What was it like to line up at the gate knowing that you were going to obliterate the field? I realized that after I could do it once, then the second time came easier. Every time after that I expected to win. Once you get in that mindset then you really start winning a lot of races. It’s a place that mentally I’d like to get back to.
“OUR SPORT IS TOUGH. YOU CAN MAKE A REALLY GOOD LIVING IF YOU’RE ONE OF THE TOP GUYS, BUT IF YOU’RE IN THE MIDDLE THEN YOU CAN BARELY AFFORD TO GET TO THE RACES. MOTOCROSS IS A VERY TOP-HEAVY SPORT. IF YOU’RE A GOOD GUY, THEN YOU’RE IN GOOD SHAPE FINANCIALLY. IF YOU’RE A MID-PACK GUY, THEN YOU’RE NOT REALLY CUTTING IT.”
So…should we expect to hear any news on October 1st? [Laughter] Come on, now! All I can say is that most motocross contracts are up on September 30th.
You’re the biggest talent to hit the open market for 2016. That has to feel special. It’s huge. Our sport is tough. You can make a really good living if you’re one of the top guys, but if you’re in the middle then you can barely afford to get to the races. Motocross is a very top-heavy sport. If you’re a good guy, then you’re in good shape financially. If you’re a mid-pack guy, then you’re not really cutting it. As long as you’re getting on the podium and winning, then you’re in a good spot.
Can anything be done so that a mid-pack guy can be financially stable and reap the rewards of dedicating his life to racing motocross? That would be really healthy for the sport if that 10th- or 15th-place guy could sustain himself. Looking at other sports, a 10th or 15th place guy is killing it. It could be in golf, baseball, or Formula 1. In motocross you have to finish in the top five or seven to be making good money. Otherwise you could easily go find a job that makes more money or go back to school. It’s a bummer.
Did you follow the Nationals after your injury? I did, and it was tough to watch. I focused most of my attention on the 250 class, because Zach Osborne was staying at our place during the summer. Watching the 450 class kind of bugged me.
Osborne was really close to finishing third in the 250 point standings. What role did you have in helping him during the Nationals? It was a good change for Zach to stay with us. He really likes Colorado, and we had a good training program before I got hurt. He kept doing the program after I got injured. I might have him back next summer, too. He’s a good guy to have around, and we had fun riding together. There were days I would go out to the track with him while I was hurt, because he’s a great guy. In the past I pretty much always rode and trained by myself. From time to time I would have some other riders come out for a few weeks and do a camp, but I never had a training partner. My Dad would ride bicycles with me, but that was about it. That’s why having Zach at my place was such a nice change.

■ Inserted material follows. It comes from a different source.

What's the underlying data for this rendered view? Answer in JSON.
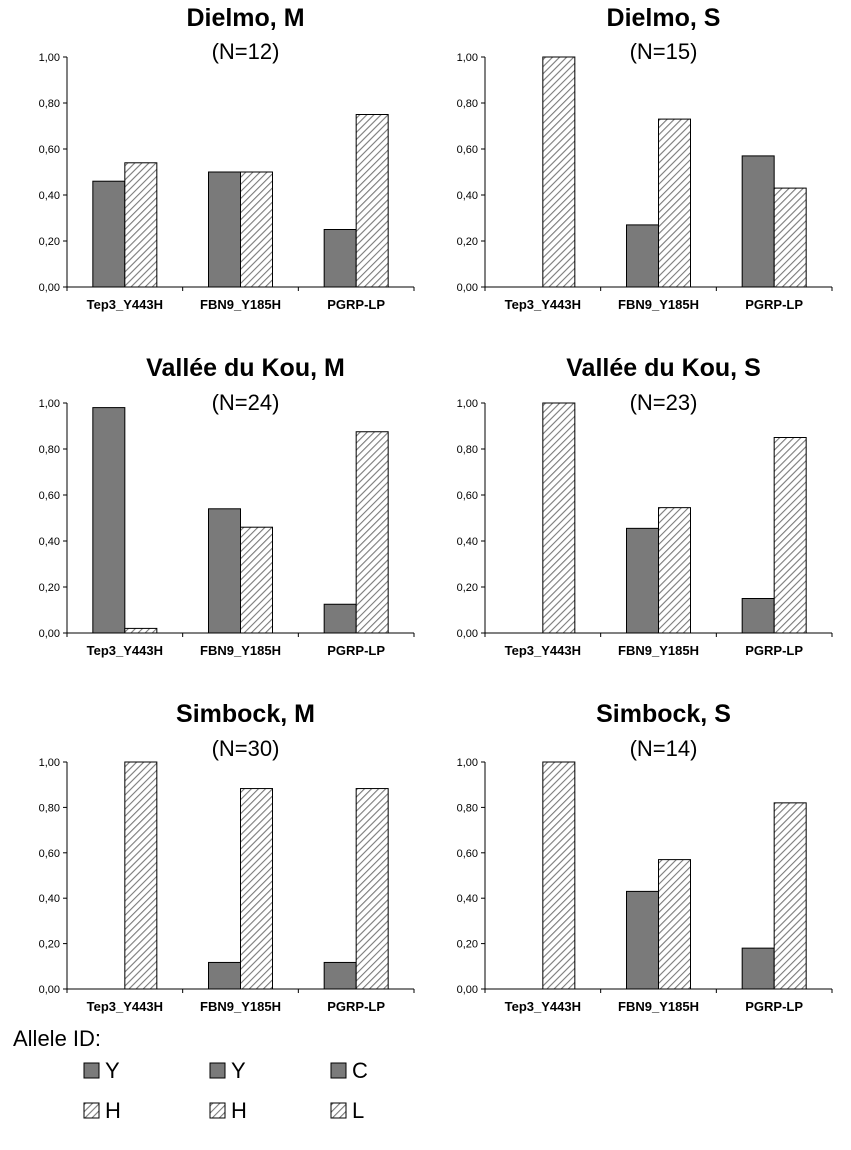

With the Motocross des Nations coming up, and your experience racing the event, what’s it going to take for Team USA to win? From my past experiences there I learned that it’s all about consistency. Both years I was there we were an inconsistent team, and I jacked some of it up. All of the guys on Team USA are fast enough, but they cannot mess up. I never had the perfect race there. It’s a tough race, with a lot of pressure put on the riders. I would tell those guys to go into it with a level head. They have the same chances as everyone else, aside from France. The French killed it last year, and this time around they’re racing at home. They’ll be tough to beat.
Thanks for the time, Eli. I speak for every race fan when I say that I’m looking forward to seeing you back on the track. No problem, John. I’ll be out there soon enough. Thanks for the call.